La Feria del Queso de Trujillo enfrenta críticas por su masificación y altos costes
La Feria del Queso Artesano de Trujillo, uno de los eventos más relevantes en Extremadura, ha experimentado un aumento considerable en la afluencia de público en los últimos años. Actualmente, la cita atrae a miles de visitantes, pero también ha generado preocupaciones por la masificación y los problemas asociados.
Este evento, que nació como una feria dedicada al queso artesano, ha evolucionado hacia una celebración de gran escala. Sin embargo, algunos vecinos y actores del sector consideran que la organización no ha sabido adaptarse a estos cambios, provocando colas excesivas y precios elevados para los asistentes.
La situación ha llevado a plantear una reflexión sobre el modelo de la feria. Desde la perspectiva política, el Ayuntamiento de Trujillo y las instituciones responsables tienen la responsabilidad de promover una celebración que valore realmente la calidad y la cultura del queso. La falta de una estrategia que fomente actividades como catas, talleres y maridajes limita el potencial del evento para potenciar la economía local y el turismo.

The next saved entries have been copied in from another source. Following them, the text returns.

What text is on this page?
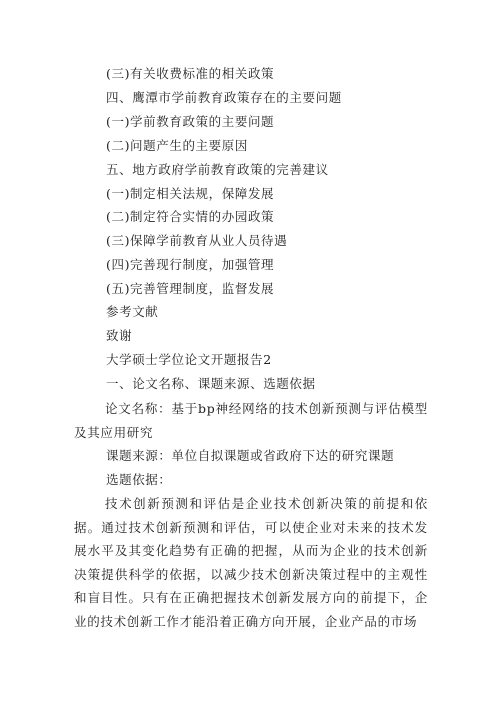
(三)有关收费标准的相关政策
四、鹰潭市学前教育政策存在的主要问题
(一)学前教育政策的主要问题
(二)问题产生的主要原因
五、地方政府学前教育政策的完善建议
(一)制定相关法规，保障发展
(二)制定符合实情的办园政策
(三)保障学前教育从业人员待遇
(四)完善现行制度，加强管理
(五)完善管理制度，监督发展
参考文献
致谢
大学硕士学位论文开题报告2
一、论文名称、课题来源、选题依据
论文名称：基于bp神经网络的技术创新预测与评估模型及其应用研究
课题来源：单位自拟课题或省政府下达的研究课题
选题依据：
技术创新预测和评估是企业技术创新决策的前提和依据。通过技术创新预测和评估，可以使企业对未来的技术发展水平及其变化趋势有正确的把握，从而为企业的技术创新决策提供科学的依据，以减少技术创新决策过程中的主观性和盲目性。只有在正确把握技术创新发展方向的前提下，企业的技术创新工作才能沿着正确方向开展，企业产品的市场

El debate también refleja las tensiones entre mantener la tradición y adaptarse a las nuevas demandas del público. La necesidad de innovar en la organización y en las actividades ofrecidas resulta fundamental para preservar la relevancia del evento y garantizar una experiencia de calidad para todos los asistentes.
A futuro, la intención es replantear la feria, involucrando a productores, vecinos y expertos en gastronomía para diseñar una edición más sostenible y enriquecedora. La clave será encontrar un equilibrio que respete la esencia del evento y mejore su impacto social y económico en la comarca.
Este proceso de revisión puede marcar un punto de inflexión para otras ferias tradicionales en Extremadura, que enfrentan desafíos similares en un entorno cada vez más competitivo y cambiante.